The Greens plan to halt the crisis
With Labor's Housing Australia Future Fund bill, we're pushing for:
- A minimum of $5 billion invested in social and affordable housing every year (indexed to inflation) and removing the $500 million cap
- A national plan for renters including the Prime Minister putting a national freeze on rent increases on the national cabinet agenda and an immediate doubling of Commonwealth Rent Assistance in the Budget
- $1 billion investment in remote Aboriginal Housing
- All housing through the Fund should meet minimum inclusive design standards (Liveable Housing Australia Silver)
All of this is possible.
Labor's Housing Australia Future Fund
On 15 February 2023, Labor pushed their housing bill to a vote in the House of Representatives. A bill which would see the housing crisis get worse - a plan to build homes that won’t even keep up with the projected increase in public housing need. We’d raised our concerns with their bill, so I was very disappointed that they brought it to a vote without addressing any of them.
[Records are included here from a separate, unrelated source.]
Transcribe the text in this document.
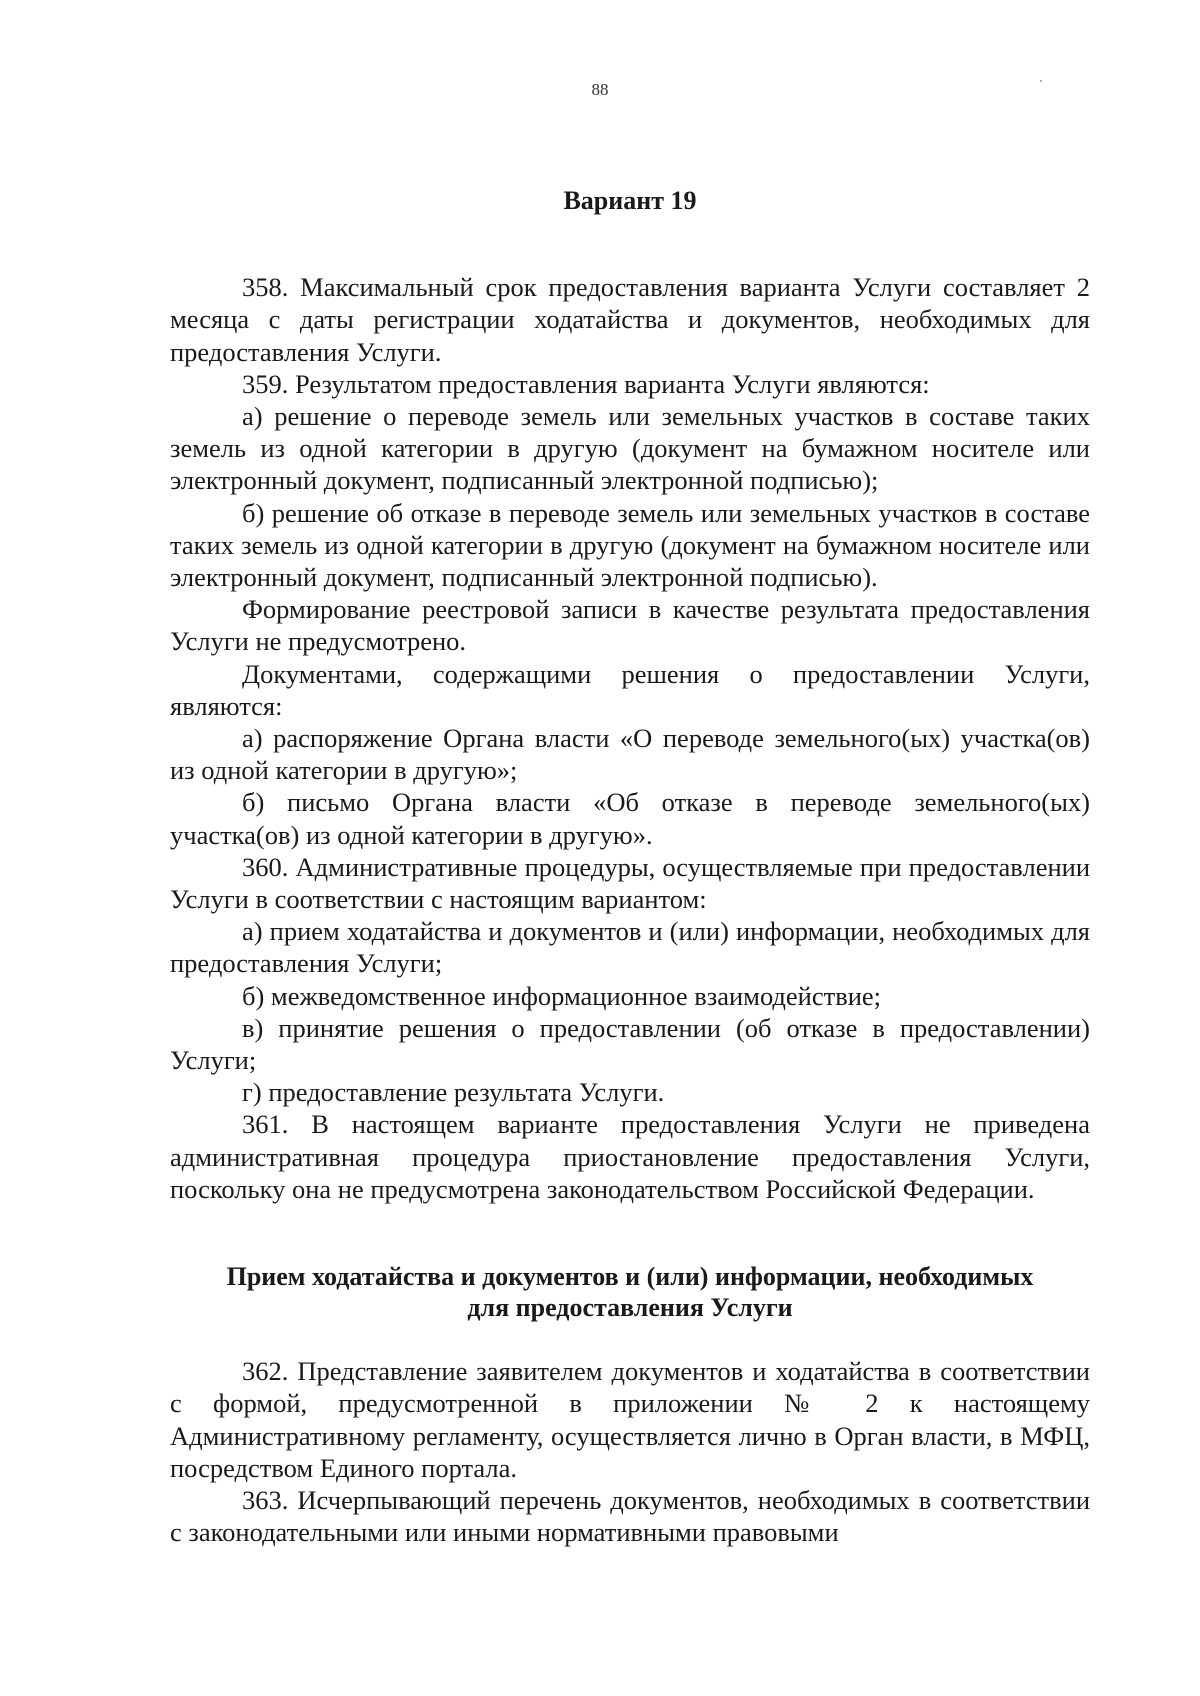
88
Вариант 19

358. Максимальный срок предоставления варианта Услуги составляет 2 месяца с даты регистрации ходатайства и документов, необходимых для предоставления Услуги.

359. Результатом предоставления варианта Услуги являются:

а) решение о переводе земель или земельных участков в составе таких земель из одной категории в другую (документ на бумажном носителе или электронный документ, подписанный электронной подписью);

б) решение об отказе в переводе земель или земельных участков в составе таких земель из одной категории в другую (документ на бумажном носителе или электронный документ, подписанный электронной подписью).

Формирование реестровой записи в качестве результата предоставления Услуги не предусмотрено.

Документами, содержащими решения о предоставлении Услуги, являются:

а) распоряжение Органа власти «О переводе земельного(ых) участка(ов) из одной категории в другую»;

б) письмо Органа власти «Об отказе в переводе земельного(ых) участка(ов) из одной категории в другую».

360. Административные процедуры, осуществляемые при предоставлении Услуги в соответствии с настоящим вариантом:

а) прием ходатайства и документов и (или) информации, необходимых для предоставления Услуги;

б) межведомственное информационное взаимодействие;

в) принятие решения о предоставлении (об отказе в предоставлении) Услуги;

г) предоставление результата Услуги.

361. В настоящем варианте предоставления Услуги не приведена административная процедура приостановление предоставления Услуги, поскольку она не предусмотрена законодательством Российской Федерации.

Прием ходатайства и документов и (или) информации, необходимых
для предоставления Услуги

362. Представление заявителем документов и ходатайства в соответствии с формой, предусмотренной в приложении № 2 к настоящему Административному регламенту, осуществляется лично в Орган власти, в МФЦ, посредством Единого портала.

363. Исчерпывающий перечень документов, необходимых в соответствии с законодательными или иными нормативными правовыми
Labor’s bill has a target of 30,000 new homes over 5 years, which isn’t even enough to cover the projected increase in social housing need over the same period (75,000 homes), let alone the current shortfall of 640,000. The plan has a spending cap of $500 million per year, which isn’t indexed to inflation, locking in a real cut to housing funding.
What makes it worse is that the $10B future fund is a gamble on the stock market with no guarantee of return. If this policy had been enacted last year the fund would have lost 1.2% of its value. These are pretty reasonable concerns to raise, which makes it all the more disappointing that Labor rammed the bill through the House without amendment.
They’ll still need Greens support to pass this bill in the Senate, which is why my colleagues and I withheld our position pending negotiations. We need to see Labor coming to the table to negotiate and willing to make their plan actually address this crisis. Despite what Labor wants, as Greens reps our job isn’t to roll over and support every inadequate bill they put forward.